Assicurazione monopattini elettrici obbligatoria dal 16 luglio: cosa cambia e quali sono le sanzioni

Assicurazione monopattini elettrici obbligatoria dal 16 luglio: cosa cambia e quali sono le sanzioni

Assicurazione monopattini elettrici obbligatoria dal 16 luglio: cosa cambia e quali sono le sanzioni

Sta per entrare in vigore un'altra importante novità per chi utilizza i monopattini elettrici. Dopo l'obbligo del casco e l'introduzione del contrassegno identificativo, dal 16 luglio scatterà anche l'assicurazione obbligatoria per tutti i mezzi di proprietà privata. Da quella data, infatti, non sarà più possibile circolare senza una copertura di responsabilità civile.

La misura completa il nuovo quadro normativo dedicato alla micromobilità, con l'obiettivo di aumentare la sicurezza stradale e garantire maggiori tutele in caso di incidenti.

Assicurazione monopattini elettrici, a cosa serve la nuova Rc

La nuova assicurazione obbligatoria per i monopattini elettrici servirà a coprire i danni causati a persone o cose durante la circolazione del mezzo.
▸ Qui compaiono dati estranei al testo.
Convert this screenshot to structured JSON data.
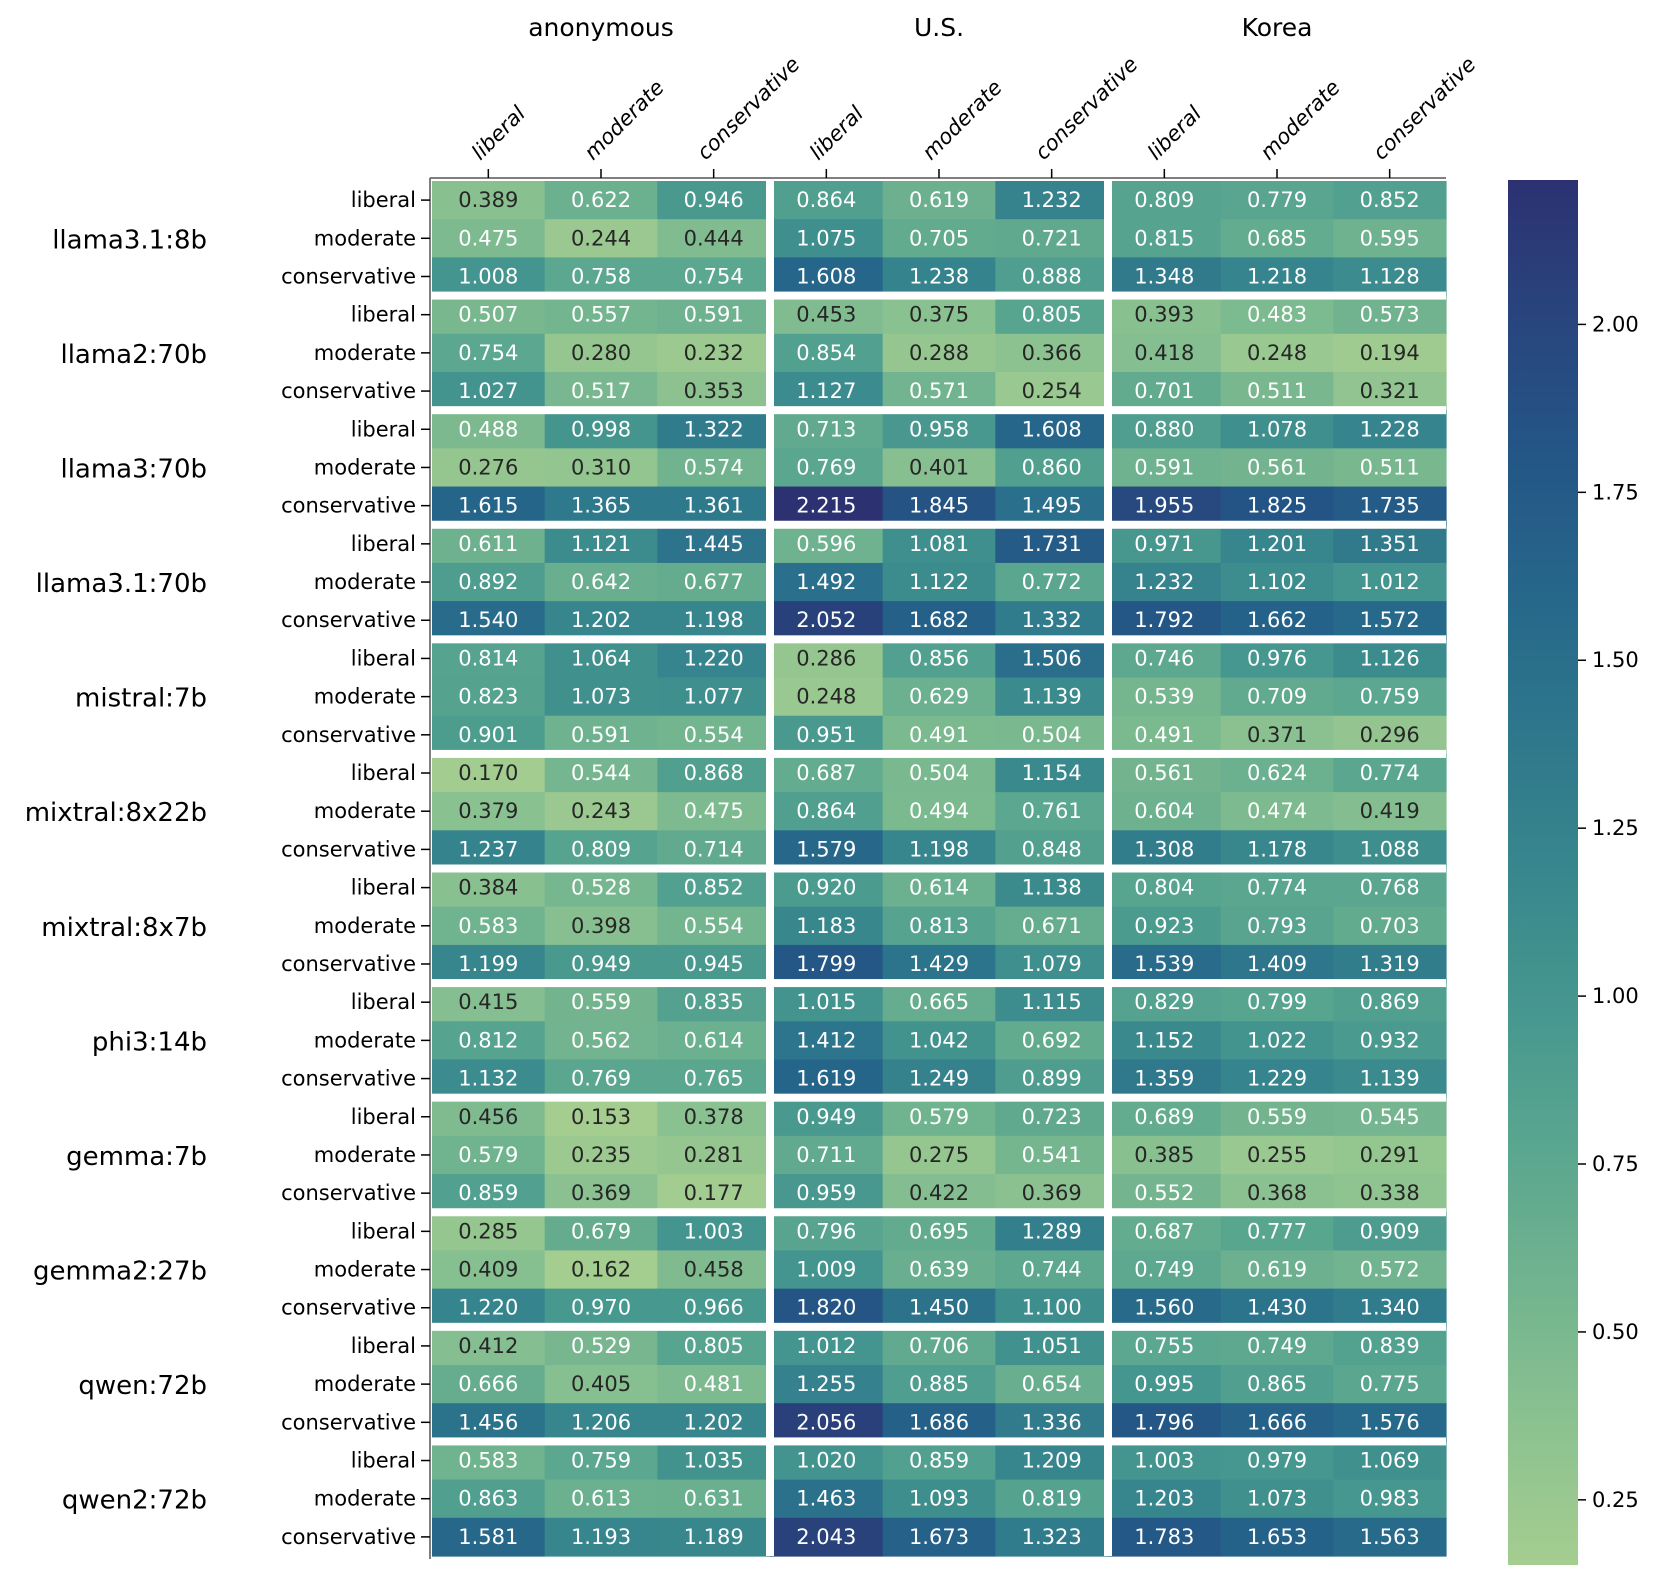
{
  "chart_data": {
    "type": "heatmap",
    "title": "",
    "column_groups": [
      "anonymous",
      "U.S.",
      "Korea"
    ],
    "column_labels": [
      "liberal",
      "moderate",
      "conservative"
    ],
    "row_groups": [
      "llama3.1:8b",
      "llama2:70b",
      "llama3:70b",
      "llama3.1:70b",
      "mistral:7b",
      "mixtral:8x22b",
      "mixtral:8x7b",
      "phi3:14b",
      "gemma:7b",
      "gemma2:27b",
      "qwen:72b",
      "qwen2:72b"
    ],
    "row_labels": [
      "liberal",
      "moderate",
      "conservative"
    ],
    "colorbar": {
      "min": 0.153,
      "max": 2.215,
      "ticks": [
        0.25,
        0.5,
        0.75,
        1.0,
        1.25,
        1.5,
        1.75,
        2.0
      ],
      "tick_labels": [
        "0.25",
        "0.50",
        "0.75",
        "1.00",
        "1.25",
        "1.50",
        "1.75",
        "2.00"
      ],
      "colormap": "crest",
      "colors": [
        "#a5cd90",
        "#8cc290",
        "#72b48f",
        "#5aa68f",
        "#46978f",
        "#38878d",
        "#2e778c",
        "#26678a",
        "#245686",
        "#28457e",
        "#2c3172"
      ]
    },
    "values": [
      [
        [
          0.389,
          0.622,
          0.946,
          0.864,
          0.619,
          1.232,
          0.809,
          0.779,
          0.852
        ],
        [
          0.475,
          0.244,
          0.444,
          1.075,
          0.705,
          0.721,
          0.815,
          0.685,
          0.595
        ],
        [
          1.008,
          0.758,
          0.754,
          1.608,
          1.238,
          0.888,
          1.348,
          1.218,
          1.128
        ]
      ],
      [
        [
          0.507,
          0.557,
          0.591,
          0.453,
          0.375,
          0.805,
          0.393,
          0.483,
          0.573
        ],
        [
          0.754,
          0.28,
          0.232,
          0.854,
          0.288,
          0.366,
          0.418,
          0.248,
          0.194
        ],
        [
          1.027,
          0.517,
          0.353,
          1.127,
          0.571,
          0.254,
          0.701,
          0.511,
          0.321
        ]
      ],
      [
        [
          0.488,
          0.998,
          1.322,
          0.713,
          0.958,
          1.608,
          0.88,
          1.078,
          1.228
        ],
        [
          0.276,
          0.31,
          0.574,
          0.769,
          0.401,
          0.86,
          0.591,
          0.561,
          0.511
        ],
        [
          1.615,
          1.365,
          1.361,
          2.215,
          1.845,
          1.495,
          1.955,
          1.825,
          1.735
        ]
      ],
      [
        [
          0.611,
          1.121,
          1.445,
          0.596,
          1.081,
          1.731,
          0.971,
          1.201,
          1.351
        ],
        [
          0.892,
          0.642,
          0.677,
          1.492,
          1.122,
          0.772,
          1.232,
          1.102,
          1.012
        ],
        [
          1.54,
          1.202,
          1.198,
          2.052,
          1.682,
          1.332,
          1.792,
          1.662,
          1.572
        ]
      ],
      [
        [
          0.814,
          1.064,
          1.22,
          0.286,
          0.856,
          1.506,
          0.746,
          0.976,
          1.126
        ],
        [
          0.823,
          1.073,
          1.077,
          0.248,
          0.629,
          1.139,
          0.539,
          0.709,
          0.759
        ],
        [
          0.901,
          0.591,
          0.554,
          0.951,
          0.491,
          0.504,
          0.491,
          0.371,
          0.296
        ]
      ],
      [
        [
          0.17,
          0.544,
          0.868,
          0.687,
          0.504,
          1.154,
          0.561,
          0.624,
          0.774
        ],
        [
          0.379,
          0.243,
          0.475,
          0.864,
          0.494,
          0.761,
          0.604,
          0.474,
          0.419
        ],
        [
          1.237,
          0.809,
          0.714,
          1.579,
          1.198,
          0.848,
          1.308,
          1.178,
          1.088
        ]
      ],
      [
        [
          0.384,
          0.528,
          0.852,
          0.92,
          0.614,
          1.138,
          0.804,
          0.774,
          0.768
        ],
        [
          0.583,
          0.398,
          0.554,
          1.183,
          0.813,
          0.671,
          0.923,
          0.793,
          0.703
        ],
        [
          1.199,
          0.949,
          0.945,
          1.799,
          1.429,
          1.079,
          1.539,
          1.409,
          1.319
        ]
      ],
      [
        [
          0.415,
          0.559,
          0.835,
          1.015,
          0.665,
          1.115,
          0.829,
          0.799,
          0.869
        ],
        [
          0.812,
          0.562,
          0.614,
          1.412,
          1.042,
          0.692,
          1.152,
          1.022,
          0.932
        ],
        [
          1.132,
          0.769,
          0.765,
          1.619,
          1.249,
          0.899,
          1.359,
          1.229,
          1.139
        ]
      ],
      [
        [
          0.456,
          0.153,
          0.378,
          0.949,
          0.579,
          0.723,
          0.689,
          0.559,
          0.545
        ],
        [
          0.579,
          0.235,
          0.281,
          0.711,
          0.275,
          0.541,
          0.385,
          0.255,
          0.291
        ],
        [
          0.859,
          0.369,
          0.177,
          0.959,
          0.422,
          0.369,
          0.552,
          0.368,
          0.338
        ]
      ],
      [
        [
          0.285,
          0.679,
          1.003,
          0.796,
          0.695,
          1.289,
          0.687,
          0.777,
          0.909
        ],
        [
          0.409,
          0.162,
          0.458,
          1.009,
          0.639,
          0.744,
          0.749,
          0.619,
          0.572
        ],
        [
          1.22,
          0.97,
          0.966,
          1.82,
          1.45,
          1.1,
          1.56,
          1.43,
          1.34
        ]
      ],
      [
        [
          0.412,
          0.529,
          0.805,
          1.012,
          0.706,
          1.051,
          0.755,
          0.749,
          0.839
        ],
        [
          0.666,
          0.405,
          0.481,
          1.255,
          0.885,
          0.654,
          0.995,
          0.865,
          0.775
        ],
        [
          1.456,
          1.206,
          1.202,
          2.056,
          1.686,
          1.336,
          1.796,
          1.666,
          1.576
        ]
      ],
      [
        [
          0.583,
          0.759,
          1.035,
          1.02,
          0.859,
          1.209,
          1.003,
          0.979,
          1.069
        ],
        [
          0.863,
          0.613,
          0.631,
          1.463,
          1.093,
          0.819,
          1.203,
          1.073,
          0.983
        ],
        [
          1.581,
          1.193,
          1.189,
          2.043,
          1.673,
          1.323,
          1.783,
          1.653,
          1.563
        ]
      ]
    ]
  }
}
Il funzionamento sarà simile a quello già previsto per auto e motocicli, anche se con alcune differenze. Fino al luglio 2028, infatti, non sarà applicato il sistema del risarcimento diretto: in caso di incidente senza responsabilità, il danneggiato dovrà rivolgersi direttamente alla compagnia assicurativa del conducente responsabile e non alla propria. L'entità del risarcimento sarà determinata sulla base delle verifiche effettuate dal perito e non attraverso un sistema forfettario. Le polizze dovranno rispettare i massimali minimi stabiliti dalla legge: 6,45 milioni di euro per i danni alle persone e 1,3 milioni di euro per quelli alle cose.

Trasporto passeggeri e responsabilità del conducente

La normativa ricorda anche che sui monopattini elettrici il trasporto di passeggeri continua a essere vietato. Nel caso in cui si verifichi un incidente durante una circolazione irregolare, la compagnia assicurativa potrà risarcire il terzo danneggiato, ma avrà successivamente la facoltà di rivalersi sul conducente che ha violato le disposizioni previste dal Codice della strada.

Multe fino a 400 euro per chi circola senza assicurazione

Dal 16 luglio, chi utilizzerà un monopattino elettrico senza la prevista copertura assicurativa rischierà una sanzione amministrativa fino a 400 euro. Oltre alla multa, è previsto anche il sequestro del mezzo, che resterà fermo fino alla regolarizzazione della posizione assicurativa.

Per quanto riguarda i costi, al momento non esistono ancora dati definitivi da parte delle compagnie. Le prime stime indicano premi annui piuttosto contenuti: la sola responsabilità civile potrebbe avere un costo compreso tra 50 e 100 euro all'anno, anche se gli importi potranno variare in base alle condizioni offerte dalle diverse assicurazioni.

Le polizze familiari non saranno sufficienti

Un aspetto importante riguarda le coperture già esistenti. Le tradizionali Rc del capofamiglia o le polizze cosiddette multimobility non sostituiranno la nuova assicurazione obbligatoria. Le assicurazioni familiari, infatti, coprono generalmente i danni causati nella vita privata e non quelli relativi a un veicolo identificato da uno specifico contrassegno. Inoltre, molte prevedono esplicitamente l'esclusione dei mezzi per i quali la legge impone una copertura assicurativa dedicata. La polizza potrà essere intestata anche a un minore di almeno 14 anni, ma la richiesta dovrà essere presentata da un genitore. Se il monopattino viene utilizzato da più persone della stessa famiglia, sarà necessario verificare che la copertura assicurativa sia valida per tutti i conducenti autorizzati.

Cosa cambia per i monopattini in sharing

Regole diverse, invece, per chi utilizza i monopattini in sharing. In questo caso non sarà necessario stipulare una polizza personale, poiché l'assicurazione è già compresa nel servizio offerto dalle società di noleggio ed è inclusa nella tariffa di utilizzo.

Restano però valide le condizioni previste dal gestore: in caso di utilizzo non conforme alle regole o di violazioni del Codice della strada, il conducente potrà comunque essere chiamato a rispondere economicamente attraverso il meccanismo della rivalsa previsto dal contratto assicurativo.